– Я остаюсь здесь, Адриана, – после долгого молчания сказала она.
– Но… – От неожиданности я едва не потеряла дар речи. – Что ты говоришь?! Каждую жизнь мы приходим на развалины Сармизегетузы для того, чтобы вступить в главную битву со злом, в этом наше предназначенье! Мы – Сестры-охотницы, и наш долг защищать людей, а не…
– Я знаю, в чем состоит наш долг, Меда. – Сестра называла меня моим первым именем, только когда говорила о самом важном. – Ты верно сказала, мы должны защищать людей. Владу не на кого положиться, его окружают враги. Бояре его ненавидят. Даже личная стража у него не из местных – это люди молдавского господаря Штефана. Влад болен, столько лет тюрьмы ни для кого даром не проходят, но он не сдается, хочет все начать сначала. Сейчас каждый человек на счету. Я прежде всего воин, и он всегда может рассчитывать на мой клинок.

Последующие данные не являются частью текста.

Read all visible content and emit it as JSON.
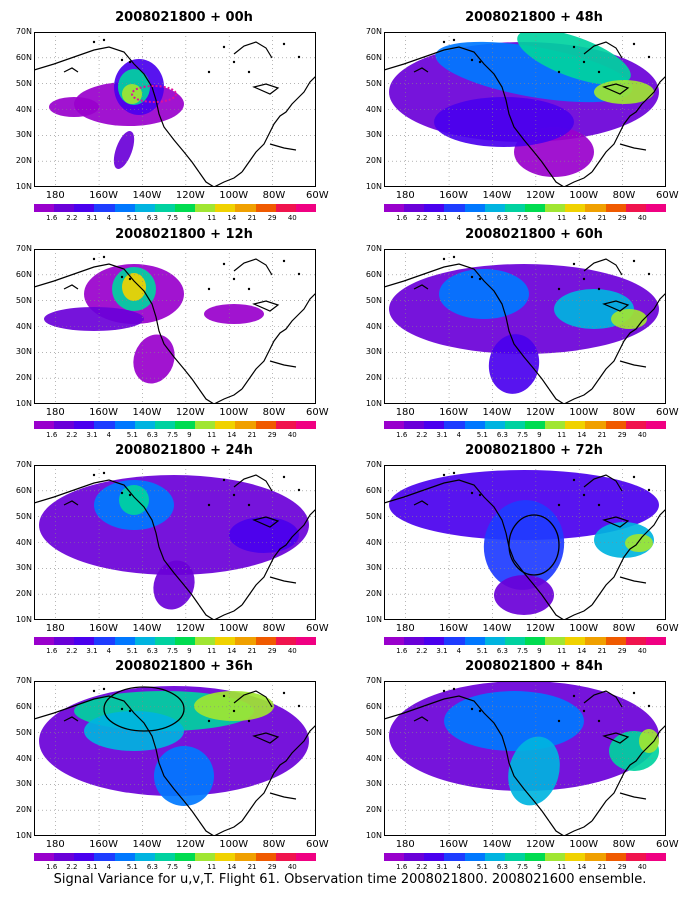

– Значит, я одна пойду на главную битву, Роместа?
– Значит, одна.
Я ничего не ответила – рухнула на кровать и лежала неподвижно, пытаясь сдержать катившиеся по щекам слезы. Ясно было одно: в этой жизни мы с Сестрой больше никогда не встретимся, даже если мне удастся уцелеть в главной битве.
Утро было туманное и холодное. Чуть свет я спустилась в конюшню, начала седлать коня. В душе не осталось никаких чувств, руки уверенно затягивали подпругу, слезы давно иссякли. За спиной раздались чьи-то шаги…
– Я пойду с тобой, Меда. Одна ты не справишься. У Охотницы не может быть ни счастья, ни привязанностей, ни любви. Долг выше чувств. На моем месте Влад поступил бы так же.
Мы покинули Тырговиште. Сестра уверенно ехала вперед, так ни разу и не оглянувшись.
Елена и я победили в главном сражении нашей жизни, а вскоре пришло известие о том, что Дракула убит заговорщиками. Это был единственный раз, когда я видела, как плачет Елена. Потом она сказала: «У меня не было выбора. Я сделала то, что должна была сделать». На самом деле она так и не смогла простить себя, и эта боль возвращалась к ней в каждом новом воплощении.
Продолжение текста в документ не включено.